Após três anos cursando teologia em Dallas, Texas, o advogado Fernando Borja Pinto vê dois extremos no período em que passou morando fora do Brasil juntamente com sua esposa Flávia e sua filha Fabiane, que na época tinha apenas dois anos. “Quando morei no exterior senti falta das reuniões familiares, de meus parentes e amigos. Mas em compensação tive uma experiência de vida muito grande, meu casamento se fortaleceu muito. Eu era o socorro de minha esposa e vice-versa”, diz.

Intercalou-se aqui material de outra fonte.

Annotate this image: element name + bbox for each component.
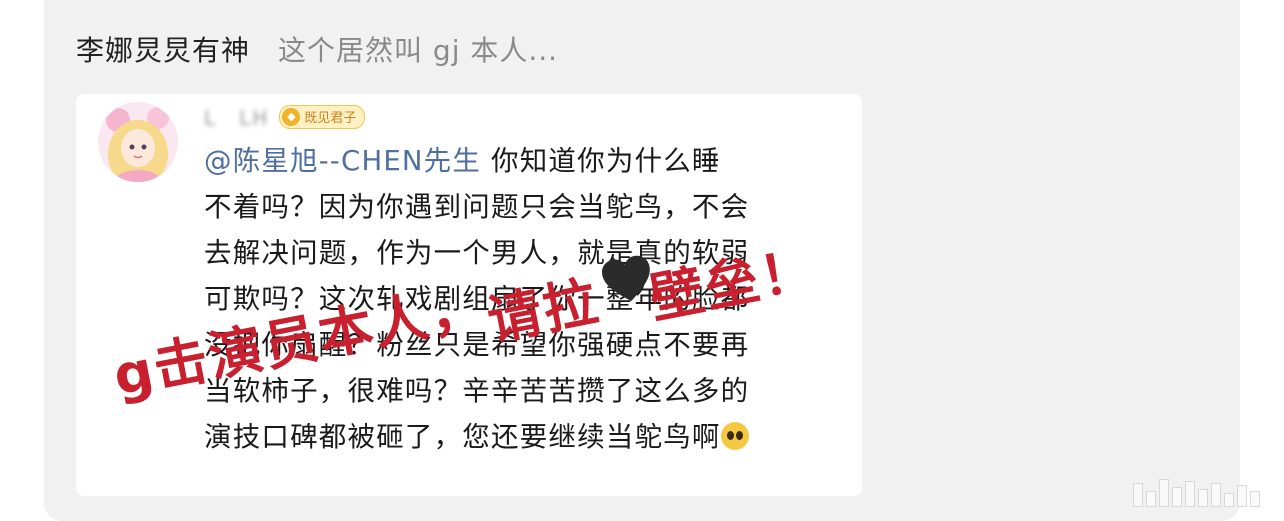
comment-line: 演技口碑都被砸了，您还要继续当鸵鸟啊 [204,414,844,460]
avatar [98,102,178,182]
coin-icon: ◆ [282,107,301,126]
anime-girl-avatar-icon [98,102,178,182]
comment-line: 当软柿子，很难吗？辛辛苦苦攒了这么多的 [204,375,750,407]
comment-line: @陈星旭--CHEN先生 你知道你为什么睡 [204,145,721,177]
post-header: 李娜炅炅有神 这个居然叫 gj 本人... [76,26,558,72]
comment-text: @陈星旭--CHEN先生 你知道你为什么睡 不着吗？因为你遇到问题只会当鸵鸟，不… [204,138,844,460]
post-text-snippet[interactable]: 这个居然叫 gj 本人... [278,29,558,69]
comment-user-row: L LH ◆ 既见君子 [204,102,366,131]
fan-badge: ◆ 既见君子 [279,104,366,129]
badge-label: 既见君子 [304,111,357,126]
mention-link[interactable]: @陈星旭--CHEN先生 [204,145,481,177]
crying-face-icon [720,422,749,450]
post-author-name[interactable]: 李娜炅炅有神 [76,29,250,69]
blurred-username: L LH [204,106,270,130]
watermark [1133,479,1260,507]
comment-line: 没把你扇醒？粉丝只是希望你强硬点不要再 [204,329,750,361]
comment-line: 去解决问题，作为一个男人，就是真的软弱 [204,237,750,269]
comment-line: 可欺吗？这次轧戏剧组扇了你一整年的脸都 [204,283,750,315]
embedded-comment-screenshot[interactable]: L LH ◆ 既见君子 @陈星旭--CHEN先生 你知道你为什么睡 不着吗？因为… [76,94,862,496]
comment-line: 不着吗？因为你遇到问题只会当鸵鸟，不会 [204,191,750,223]
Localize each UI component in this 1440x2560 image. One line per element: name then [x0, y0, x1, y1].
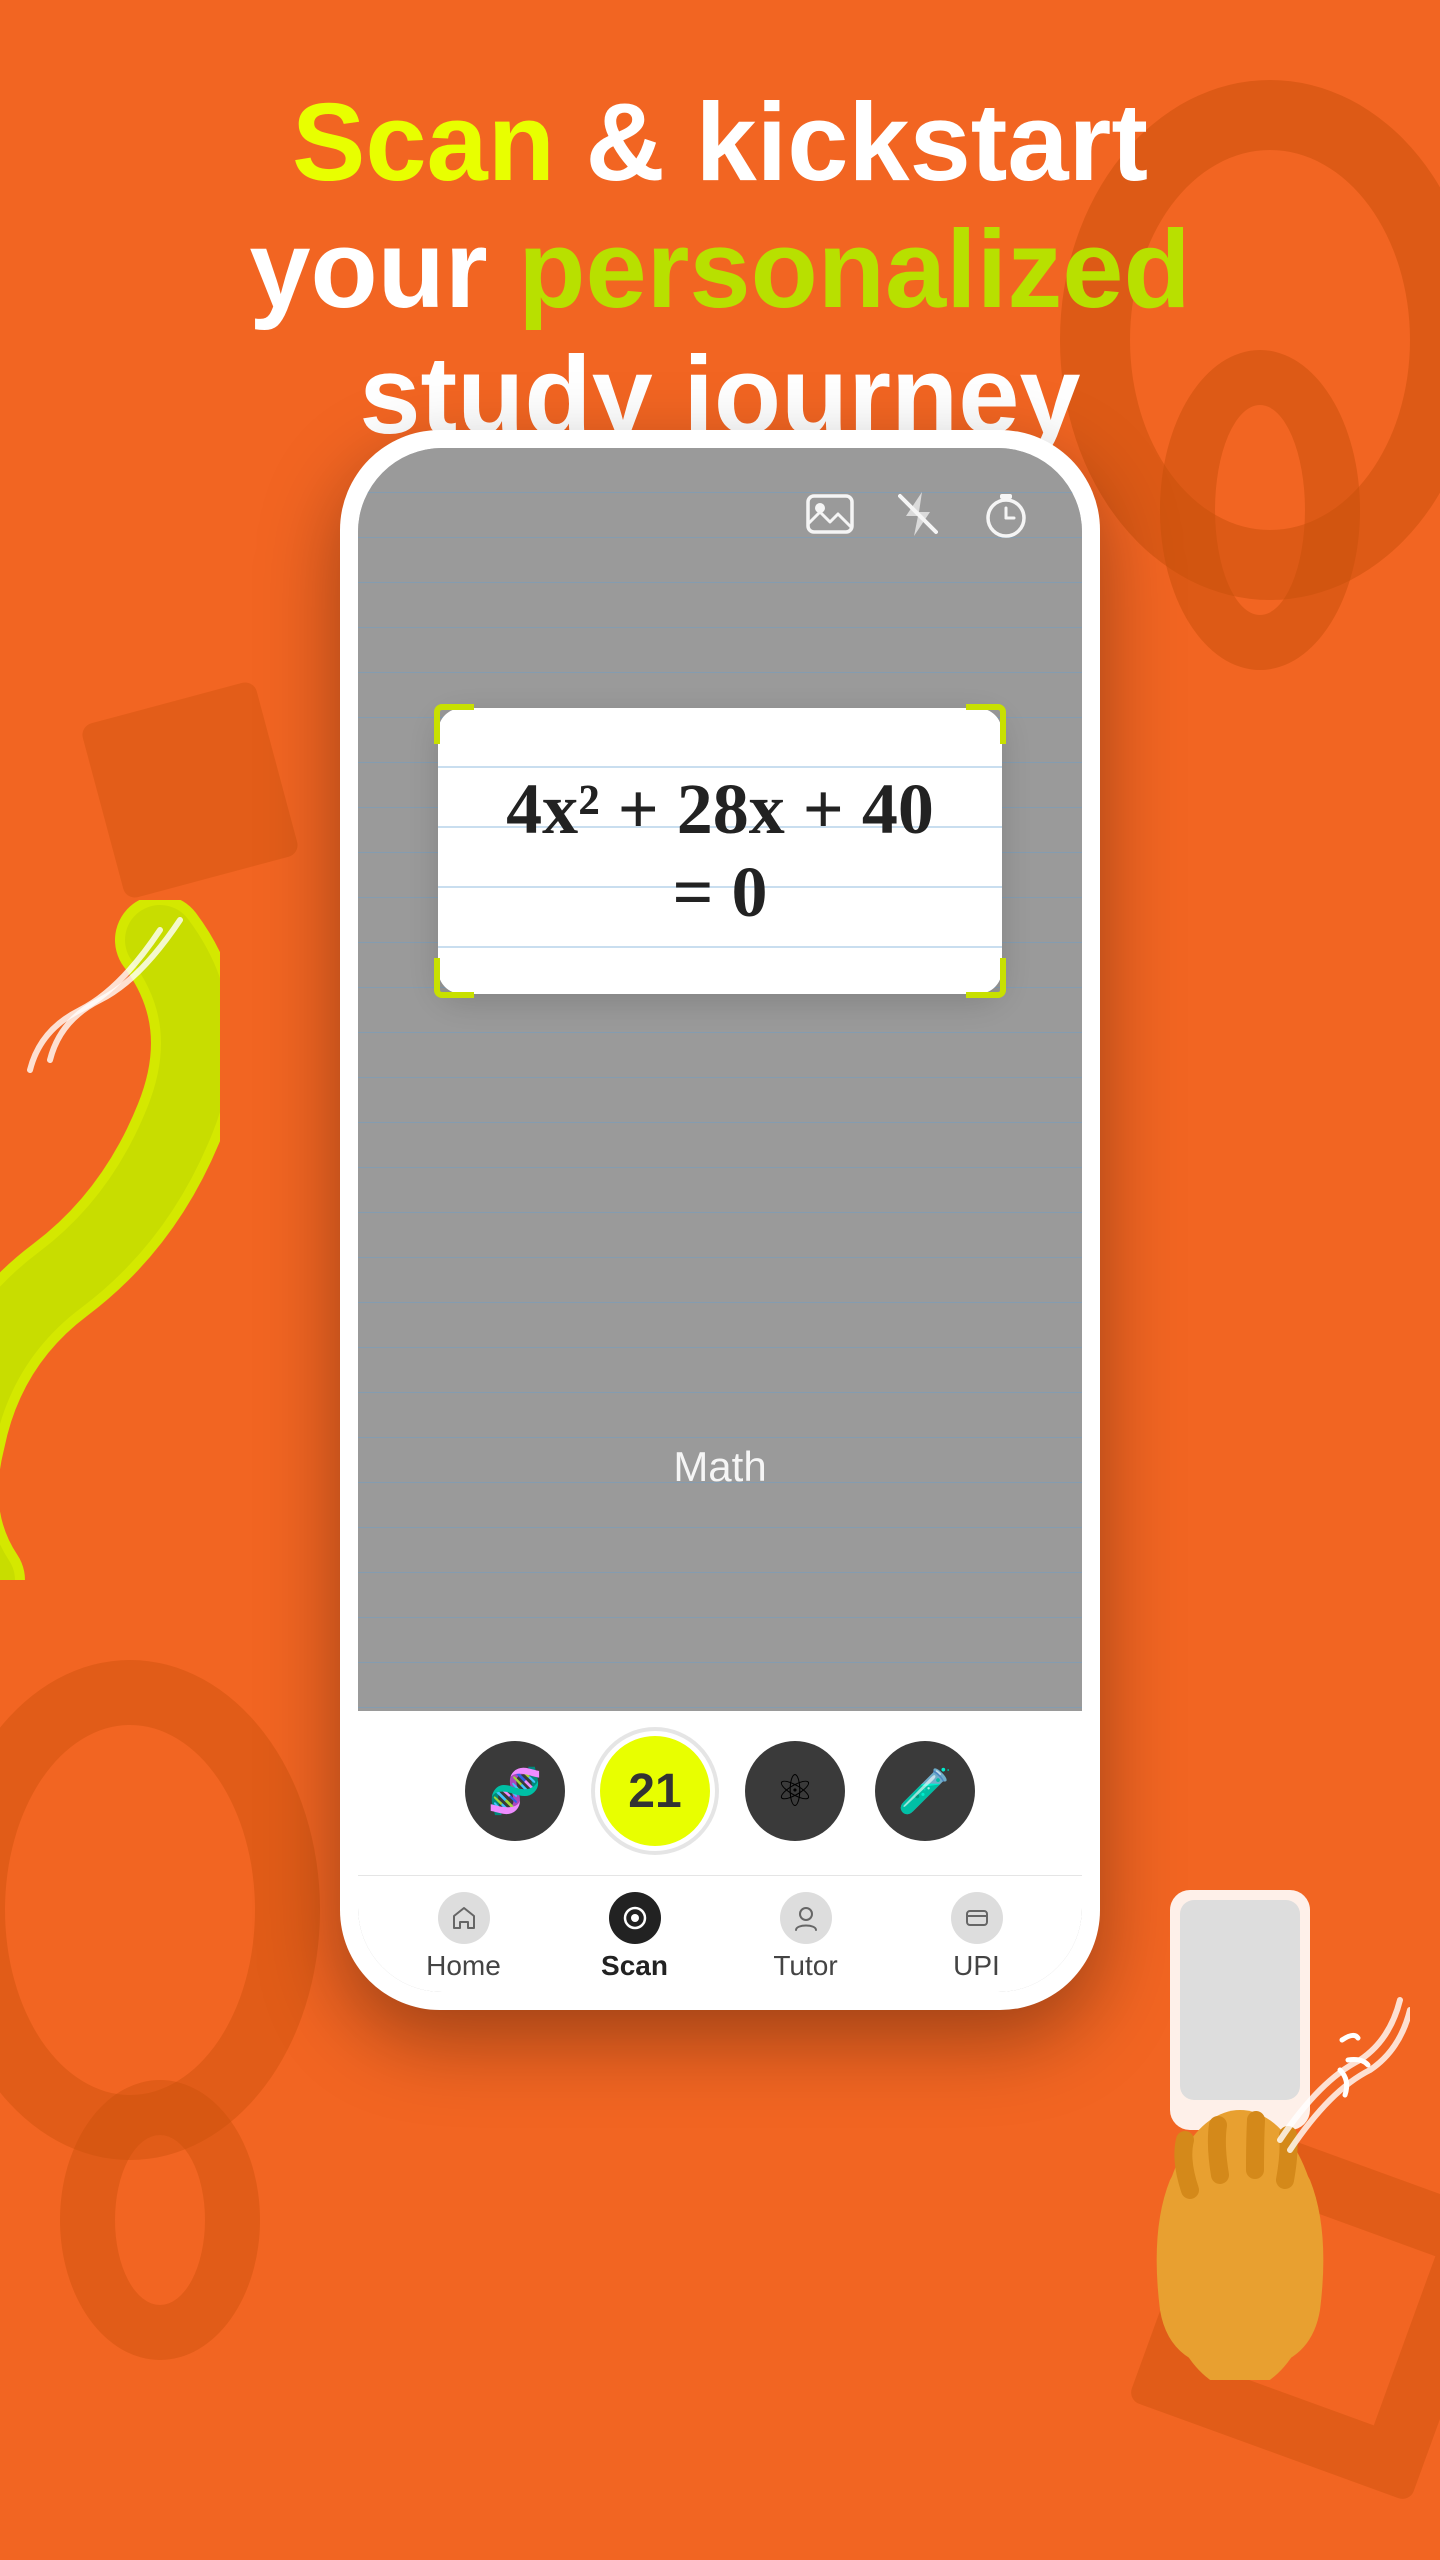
camera-view: 4x² + 28x + 40 = 0 Math [358, 448, 1082, 1711]
white-swirl-left [20, 900, 200, 1100]
phone-mockup: 4x² + 28x + 40 = 0 Math 🧬 21 ⚛ [340, 430, 1100, 2010]
hand-illustration [1110, 1880, 1390, 2380]
lined-paper-background [358, 448, 1082, 1711]
nav-home[interactable]: Home [378, 1892, 549, 1982]
math-icon: 21 [628, 1764, 681, 1819]
home-label: Home [426, 1950, 501, 1982]
physics-button[interactable]: ⚛ [745, 1741, 845, 1841]
white-swirl-right [1260, 1980, 1410, 2160]
nav-scan[interactable]: Scan [549, 1892, 720, 1982]
math-button[interactable]: 21 [595, 1731, 715, 1851]
tutor-icon [780, 1892, 832, 1944]
biology-button[interactable]: 🧬 [465, 1741, 565, 1841]
scan-equation-box: 4x² + 28x + 40 = 0 [438, 708, 1002, 994]
upi-icon [951, 1892, 1003, 1944]
phone-screen: 4x² + 28x + 40 = 0 Math 🧬 21 ⚛ [358, 448, 1082, 1992]
camera-top-icons [804, 488, 1032, 540]
bottom-nav: Home Scan [358, 1875, 1082, 1992]
flash-off-icon[interactable] [892, 488, 944, 540]
scan-label: Scan [601, 1950, 668, 1982]
header-section: Scan & kickstart your personalized study… [0, 80, 1440, 460]
subject-label: Math [358, 1443, 1082, 1491]
your-text: your [249, 208, 518, 331]
header-line-1: Scan & kickstart [80, 80, 1360, 207]
personalized-text: personalized [518, 208, 1190, 331]
yellow-swirl-left [0, 900, 220, 1580]
physics-icon: ⚛ [775, 1766, 814, 1817]
scan-icon [609, 1892, 661, 1944]
header-line-2: your personalized [80, 207, 1360, 334]
biology-icon: 🧬 [488, 1765, 543, 1817]
phone-outer-shell: 4x² + 28x + 40 = 0 Math 🧬 21 ⚛ [340, 430, 1100, 2010]
chemistry-icon: 🧪 [898, 1765, 953, 1817]
timer-icon[interactable] [980, 488, 1032, 540]
scan-text: Scan [292, 81, 555, 204]
nav-tutor[interactable]: Tutor [720, 1892, 891, 1982]
kickstart-text: & kickstart [555, 81, 1148, 204]
gallery-icon[interactable] [804, 488, 856, 540]
upi-label: UPI [953, 1950, 1000, 1982]
math-equation: 4x² + 28x + 40 = 0 [478, 768, 962, 934]
subject-selector: 🧬 21 ⚛ 🧪 [358, 1711, 1082, 1875]
tutor-label: Tutor [773, 1950, 837, 1982]
nav-upi[interactable]: UPI [891, 1892, 1062, 1982]
home-icon [438, 1892, 490, 1944]
chemistry-button[interactable]: 🧪 [875, 1741, 975, 1841]
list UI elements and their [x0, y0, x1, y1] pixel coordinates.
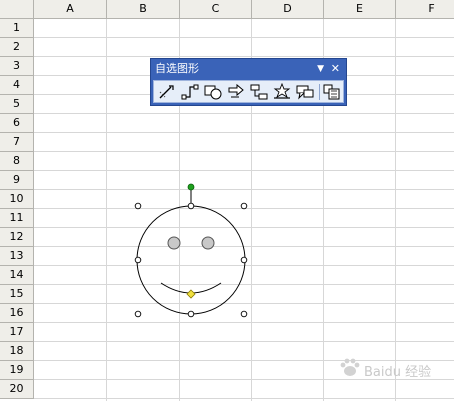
gridline-horizontal [34, 284, 454, 285]
row-header-18[interactable]: 18 [0, 342, 34, 361]
row-header-1[interactable]: 1 [0, 19, 34, 38]
row-header-12[interactable]: 12 [0, 228, 34, 247]
gridline-horizontal [34, 56, 454, 57]
column-header-f[interactable]: F [396, 0, 454, 19]
toolbar-close-icon[interactable]: ✕ [331, 62, 340, 75]
resize-handle[interactable] [240, 310, 248, 318]
gridline-vertical [106, 19, 107, 401]
row-header-9[interactable]: 9 [0, 171, 34, 190]
row-header-3[interactable]: 3 [0, 57, 34, 76]
gridline-horizontal [34, 341, 454, 342]
toolbar-title: 自选图形 [155, 62, 199, 75]
gridline-horizontal [34, 37, 454, 38]
gridline-horizontal [34, 189, 454, 190]
watermark: Baidu 经验 [338, 356, 448, 382]
toolbar-body [153, 80, 344, 103]
gridline-horizontal [34, 151, 454, 152]
gridline-horizontal [34, 170, 454, 171]
resize-handle[interactable] [240, 202, 248, 210]
row-header-15[interactable]: 15 [0, 285, 34, 304]
row-header-19[interactable]: 19 [0, 361, 34, 380]
resize-handle[interactable] [187, 310, 195, 318]
row-header-13[interactable]: 13 [0, 247, 34, 266]
gridline-horizontal [34, 303, 454, 304]
flowchart-icon[interactable] [249, 83, 269, 101]
row-header-2[interactable]: 2 [0, 38, 34, 57]
rotate-handle[interactable] [187, 183, 195, 191]
column-header-b[interactable]: B [107, 0, 180, 19]
row-header-10[interactable]: 10 [0, 190, 34, 209]
row-header-17[interactable]: 17 [0, 323, 34, 342]
resize-handle[interactable] [134, 256, 142, 264]
autoshapes-toolbar[interactable]: 自选图形 ▼ ✕ [150, 58, 347, 106]
row-header-16[interactable]: 16 [0, 304, 34, 323]
left-eye [167, 236, 181, 250]
lines-icon[interactable] [157, 83, 177, 101]
gridline-horizontal [34, 132, 454, 133]
row-header-8[interactable]: 8 [0, 152, 34, 171]
row-header-14[interactable]: 14 [0, 266, 34, 285]
resize-handle[interactable] [240, 256, 248, 264]
row-header-20[interactable]: 20 [0, 380, 34, 399]
row-header-11[interactable]: 11 [0, 209, 34, 228]
column-header-c[interactable]: C [180, 0, 252, 19]
row-header-7[interactable]: 7 [0, 133, 34, 152]
stars-banners-icon[interactable] [272, 83, 292, 101]
callouts-icon[interactable] [295, 83, 315, 101]
gridline-horizontal [34, 113, 454, 114]
resize-handle[interactable] [187, 202, 195, 210]
row-header-4[interactable]: 4 [0, 76, 34, 95]
column-header-e[interactable]: E [324, 0, 396, 19]
resize-handle[interactable] [134, 310, 142, 318]
basic-shapes-icon[interactable] [203, 83, 223, 101]
column-header-a[interactable]: A [34, 0, 107, 19]
gridline-horizontal [34, 246, 454, 247]
row-header-5[interactable]: 5 [0, 95, 34, 114]
paw-logo-icon [340, 358, 360, 376]
gridline-vertical [395, 19, 396, 401]
watermark-text: Baidu 经验 [364, 365, 432, 380]
toolbar-separator [319, 84, 320, 100]
toolbar-options-icon[interactable]: ▼ [317, 63, 324, 75]
select-all-corner[interactable] [0, 0, 34, 19]
gridline-horizontal [34, 265, 454, 266]
connectors-icon[interactable] [180, 83, 200, 101]
block-arrows-icon[interactable] [226, 83, 246, 101]
more-autoshapes-icon[interactable] [322, 83, 342, 101]
right-eye [201, 236, 215, 250]
row-header-6[interactable]: 6 [0, 114, 34, 133]
gridline-horizontal [34, 322, 454, 323]
gridline-horizontal [34, 398, 454, 399]
resize-handle[interactable] [134, 202, 142, 210]
column-header-d[interactable]: D [252, 0, 324, 19]
gridline-horizontal [34, 227, 454, 228]
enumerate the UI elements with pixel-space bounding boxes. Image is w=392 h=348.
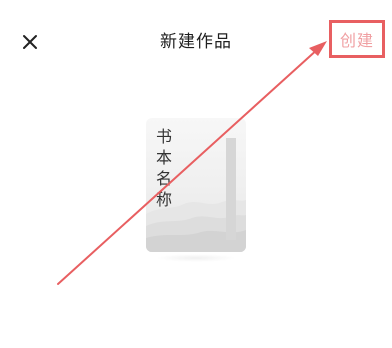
book-cover[interactable]: 书本名称 <box>146 118 246 252</box>
create-button-label: 创建 <box>339 31 374 50</box>
cover-decorative-bar <box>226 138 236 240</box>
cover-shadow <box>156 254 236 262</box>
create-button[interactable]: 创建 <box>329 20 385 58</box>
book-title: 书本名称 <box>155 127 172 209</box>
new-work-dialog: 新建作品 创建 书本名称 <box>0 0 392 348</box>
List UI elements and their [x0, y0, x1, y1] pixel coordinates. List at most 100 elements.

Em um caso como esse a união familiar supriu, em parte, a falta que eles sentiam do Brasil. Contudo, nem sempre isso acontece. Muitos vão com a “cara e a coragem”, completamente sós. Nesses casos, fatores como a língua e a cultura dificultam em muito a convivência com os habitantes do país que os acolheu. Isto é o que aconteceu com João Rizzo Filho, 61 anos, que mora em Long Island, Nova York, há dois anos. Ele decidiu morar fora do Brasil devido a crise econômica, porém encontrou grandes dificuldades para assimilar a língua americana. “Difícil enumerar os motivos que me induziram a deixar o país, entre outros, a recessão causada pelo plano real e as consecutivas ondas de corrupção foram fatores decisivos. A maior dificuldade que enfrento aqui até hoje é o idioma e a falta que sinto de minha casa em Belo Horizonte”, conta.
Nem tudo são flores
Ao contrário de Rizzo, a estudante Janine Lerman Carvalho de Oliveira não encontrou tantas dificuldades quando foi morar em San Diego, Califórnia, pois uma de suas irmãs já residia lá. Janine, 22 anos, mora há aproximadamente quatro anos nos EUA e cursa a faculdade de Biologia Marinha, em Community College. Janine, que a princípio foi morar no exterior por insistência do pai, acabou se adaptando rapidamente ao novo ambiente.”Fazer amigos não foi difícil, minha irmã conhecia muitas pessoas e na escola todos eram estudantes internacionais, todos queriam fazer amizades”, conta. Porém, passado o deslumbre de viver em outro país, Janine encara a vida fora de sua pátria de outra forma. “Às vezes sinto muita falta do Brasil, sinto falta da minha mãe, da minha família e dos meus amigos. Sinto-me mais em casa estando no Brasil do que aqui nos EUA. Pretendo voltar depois de formada, apesar de ter muito medo da violência, da falta de emprego, da falta de prosperidade e de não me adaptar mais. Mesmo assim pretendo voltar, pois os Estados Unidos já não são nenhuma novidade pra mim. As coisas já não são tão perfeitas como eram antes”, reclama. De volta pra casa
Mas não tem jeito. Por mais bem-sucedido que uma pessoa seja lá fora, jamais deixará de sentir saudades de seus costumes, dos amigos e da família. A tônica da maior parte dos depoimentos de pessoas que vão morar no exterior é sempre a mesma: a saudade que sentem do país e a vontade de retornarem um dia.
Conhecer outros povos, línguas e nações é algo que proporciona grande interatividade entre as pessoas e expande o conhecimento cultural. Muitos imigrantes se tornaram pessoas de sucesso e de renome no estrangeiro. Porém, outros voltaram frustrados e desiludidos com as experiências decepcionantes que viveram. O país de origem será sempre um ninho aconchegante. A onda de ataques terroristas que assolaram os EUA vem comprovar que em todos os lugares estamos sujeitos a diversos tipos de catástrofes, seja a fome ou um ataque suicida. Sair do país nem sempre pode significar a solução certa. Conversar, pesquisar, saber os prós e os contra sobre o país de interesse são fatores primordiais para quem deseja morar fora. Mas tudo deve ser direcionado por Deus. Vale a pena pensar sobre isso!